Uber driver who died in Queens crash worked nights to spend days with his kids


A motorist who died when his car crashed into a Queens garage was a hard-working Uber driver who was probably reaching the end of his overnight shift, family members said Tuesday.

For 10 years, Mamadou Barry picked up passengers between 10 p.m. and 5 a.m. so he could spend time with his wife and children during the day, his relatives said.

“In the daytime he had to take care of the kids, taking them to school, picking them up, helping them with their homework, all that stuff,” said the victim’s cousin, Ibrahima Diallo, 61. “So that’s why he worked nights.”

Barry, 63, was driving his SUV along 90th Ave. in Jamaica around 5:20 a.m. Tuesday morning when he lost control of his vehicle, a Toyota RAV4, which went racing into a detached garage in Queens, colliding with a parked car and causing the structure to collapse onto both vehicles, police said.

The SUV had hopped a curb at 143rd St., careened into a driveway at the intersection and kept going until it crashed into the garage and an unoccupied Toyota Prius, cops said.

Two garages and part of a third collapsed after a black Toyota RAV4 barreled down a driveway, crashing into a parked silver Toyota Prius and the garages at 90th Ave. and 143rd St. on Jan. 21, 2025. (Kerry Burke/NYDN)

The impact caused the garage to collapse onto both vehicles, trapping the RAV4 driver, police said.

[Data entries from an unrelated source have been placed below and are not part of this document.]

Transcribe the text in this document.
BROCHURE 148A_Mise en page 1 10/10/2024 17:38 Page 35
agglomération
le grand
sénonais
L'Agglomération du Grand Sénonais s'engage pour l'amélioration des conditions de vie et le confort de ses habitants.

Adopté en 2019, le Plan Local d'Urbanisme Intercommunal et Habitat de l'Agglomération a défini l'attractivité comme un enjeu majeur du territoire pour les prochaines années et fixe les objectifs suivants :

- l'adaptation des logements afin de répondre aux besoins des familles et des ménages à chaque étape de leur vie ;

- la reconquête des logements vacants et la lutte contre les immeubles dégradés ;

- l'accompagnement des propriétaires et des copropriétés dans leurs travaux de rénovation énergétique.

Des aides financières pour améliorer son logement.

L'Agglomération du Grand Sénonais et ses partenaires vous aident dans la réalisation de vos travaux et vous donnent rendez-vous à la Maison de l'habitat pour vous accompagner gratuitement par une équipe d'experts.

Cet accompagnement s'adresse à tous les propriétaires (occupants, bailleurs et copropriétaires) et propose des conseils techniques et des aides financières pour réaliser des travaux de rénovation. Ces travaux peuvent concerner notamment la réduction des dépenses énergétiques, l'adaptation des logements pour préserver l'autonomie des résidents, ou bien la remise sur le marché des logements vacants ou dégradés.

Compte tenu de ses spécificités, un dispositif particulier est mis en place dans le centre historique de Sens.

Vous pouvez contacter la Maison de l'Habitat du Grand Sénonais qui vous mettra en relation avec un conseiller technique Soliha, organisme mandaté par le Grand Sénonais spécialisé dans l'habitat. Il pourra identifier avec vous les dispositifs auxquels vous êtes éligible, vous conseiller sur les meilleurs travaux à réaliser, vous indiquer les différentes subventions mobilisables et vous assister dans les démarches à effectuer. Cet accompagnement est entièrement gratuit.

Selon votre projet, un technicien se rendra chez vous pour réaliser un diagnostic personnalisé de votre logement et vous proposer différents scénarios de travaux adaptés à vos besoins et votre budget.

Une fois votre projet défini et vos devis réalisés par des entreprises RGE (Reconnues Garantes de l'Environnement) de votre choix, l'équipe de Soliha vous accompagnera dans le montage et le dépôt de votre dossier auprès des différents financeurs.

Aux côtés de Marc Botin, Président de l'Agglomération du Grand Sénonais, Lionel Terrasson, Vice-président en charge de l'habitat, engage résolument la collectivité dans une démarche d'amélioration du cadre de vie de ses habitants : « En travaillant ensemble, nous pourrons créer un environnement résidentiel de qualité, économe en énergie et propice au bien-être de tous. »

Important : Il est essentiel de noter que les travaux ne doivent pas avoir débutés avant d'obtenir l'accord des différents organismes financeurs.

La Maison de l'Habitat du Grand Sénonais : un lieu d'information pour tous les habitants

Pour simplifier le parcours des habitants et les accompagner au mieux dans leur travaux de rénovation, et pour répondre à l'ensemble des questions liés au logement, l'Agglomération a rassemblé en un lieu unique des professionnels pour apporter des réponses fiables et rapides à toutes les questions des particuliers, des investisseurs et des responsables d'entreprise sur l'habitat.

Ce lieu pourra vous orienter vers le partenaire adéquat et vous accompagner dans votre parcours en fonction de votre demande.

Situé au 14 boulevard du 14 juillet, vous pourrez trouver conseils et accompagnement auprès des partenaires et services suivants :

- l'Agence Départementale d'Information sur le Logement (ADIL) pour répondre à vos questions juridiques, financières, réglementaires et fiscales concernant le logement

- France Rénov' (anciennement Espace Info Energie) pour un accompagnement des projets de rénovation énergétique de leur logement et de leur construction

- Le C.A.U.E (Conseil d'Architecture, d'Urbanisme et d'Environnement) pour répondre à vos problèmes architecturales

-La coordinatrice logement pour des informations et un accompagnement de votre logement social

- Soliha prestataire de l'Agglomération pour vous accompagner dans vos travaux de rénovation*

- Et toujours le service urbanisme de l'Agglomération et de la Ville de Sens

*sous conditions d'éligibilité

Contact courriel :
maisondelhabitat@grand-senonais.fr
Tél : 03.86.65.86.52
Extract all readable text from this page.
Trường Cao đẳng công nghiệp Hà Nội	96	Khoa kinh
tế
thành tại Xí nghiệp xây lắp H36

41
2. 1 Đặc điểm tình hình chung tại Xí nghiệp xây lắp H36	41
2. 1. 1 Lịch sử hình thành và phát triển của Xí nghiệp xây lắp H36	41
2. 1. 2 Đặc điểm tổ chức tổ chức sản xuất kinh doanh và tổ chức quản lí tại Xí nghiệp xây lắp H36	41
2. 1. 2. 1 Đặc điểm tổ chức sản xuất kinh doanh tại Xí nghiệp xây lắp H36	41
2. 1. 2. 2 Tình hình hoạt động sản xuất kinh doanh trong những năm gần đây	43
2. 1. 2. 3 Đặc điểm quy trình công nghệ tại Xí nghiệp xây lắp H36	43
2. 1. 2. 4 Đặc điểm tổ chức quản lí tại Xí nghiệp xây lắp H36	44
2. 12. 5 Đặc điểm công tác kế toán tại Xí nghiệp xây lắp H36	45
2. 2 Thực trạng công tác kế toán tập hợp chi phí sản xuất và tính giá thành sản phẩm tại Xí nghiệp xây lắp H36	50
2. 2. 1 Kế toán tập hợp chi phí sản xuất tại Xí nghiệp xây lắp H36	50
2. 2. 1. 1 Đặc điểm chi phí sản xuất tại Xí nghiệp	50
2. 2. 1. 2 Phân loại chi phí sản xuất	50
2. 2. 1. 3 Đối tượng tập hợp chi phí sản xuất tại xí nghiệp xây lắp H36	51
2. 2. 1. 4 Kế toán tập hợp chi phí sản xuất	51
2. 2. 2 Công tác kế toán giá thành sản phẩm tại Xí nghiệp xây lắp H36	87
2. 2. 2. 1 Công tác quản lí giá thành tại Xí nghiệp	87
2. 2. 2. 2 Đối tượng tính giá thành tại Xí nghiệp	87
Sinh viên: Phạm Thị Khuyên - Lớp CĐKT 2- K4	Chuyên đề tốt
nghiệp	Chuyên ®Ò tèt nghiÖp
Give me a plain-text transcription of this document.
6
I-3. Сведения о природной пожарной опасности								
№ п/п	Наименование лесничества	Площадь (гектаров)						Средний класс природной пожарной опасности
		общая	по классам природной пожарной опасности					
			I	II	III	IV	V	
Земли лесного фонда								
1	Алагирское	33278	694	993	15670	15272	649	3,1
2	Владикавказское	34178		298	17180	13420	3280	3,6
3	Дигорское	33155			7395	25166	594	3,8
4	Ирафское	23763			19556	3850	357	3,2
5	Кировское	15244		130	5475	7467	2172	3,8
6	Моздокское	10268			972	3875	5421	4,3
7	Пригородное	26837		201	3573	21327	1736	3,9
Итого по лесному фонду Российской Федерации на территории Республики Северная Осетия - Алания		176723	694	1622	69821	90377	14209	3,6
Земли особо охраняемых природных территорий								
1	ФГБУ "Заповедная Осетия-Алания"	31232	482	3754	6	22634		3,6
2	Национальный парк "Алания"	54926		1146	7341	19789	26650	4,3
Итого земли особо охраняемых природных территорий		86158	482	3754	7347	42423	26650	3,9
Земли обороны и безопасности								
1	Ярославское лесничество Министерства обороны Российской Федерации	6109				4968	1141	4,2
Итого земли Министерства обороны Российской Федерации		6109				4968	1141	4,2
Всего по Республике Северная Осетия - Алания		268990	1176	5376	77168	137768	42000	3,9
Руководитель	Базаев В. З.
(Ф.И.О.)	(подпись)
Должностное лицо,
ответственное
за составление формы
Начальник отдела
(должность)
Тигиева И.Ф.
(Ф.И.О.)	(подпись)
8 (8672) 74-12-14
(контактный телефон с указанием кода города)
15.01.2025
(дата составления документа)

First responders pulled Barry from the wreckage, and rushed him to Jamaica Hospital, where he was pronounced dead.

Police believe Barry went into cardiac arrest during the incident but it was unclear if that’s what caused the crash.

His relatives said he had no medical issues they were aware of that would cause him to lose control of the car.

“To my knowledge, he didn’t tell me about having a medical issue,” the cousin said. “Generally, from appearances, if you see him, you’re not going to say he has some medical issues. Every day he does the same routine — he works.”

Barry immigrated to the Bronx from Conakry, Guinea, about 22 years ago, his family sad. He met his wife, Aminata, in the Bronx, and they had two children.

Mamadou Barry and his wife, Aminata Diallo.
Mamadou Barry and his wife, Aminata Diallo.

“He was a very, very nice dad,” the grieving widow said, shaking her head, as she looked through photos of him with their children.

“My dad was a strong, happy man,” their daughter, Kadiatou, 7, said. “I loved him. He was the best dad in the whole wide world.”

The victim’s uncle, Ibrahima Barry, said his nephew came to New York to escape the political dangers in Guinea.

“Politically, we are sequestered by the government,” the uncle said. “We are fighting, we are losing people. Most of us are in the jail. Some they kill them because they revolt. You revolt for the electricity. They kill you. You revolt because of the lack of water. They kill you. You see it’s a big sequestration. That’s why most of the people go out.”

Barry’s cousin said the hard-working Uber driver liked to exercise and read in his time off.

“That’s what he did,” the cousin said. “He went to the gym. He was in very good shape.”

He said the family is devastated.

“That is a big loss for us,” he said. “He was a caregiver. That’s very, very tough for us.”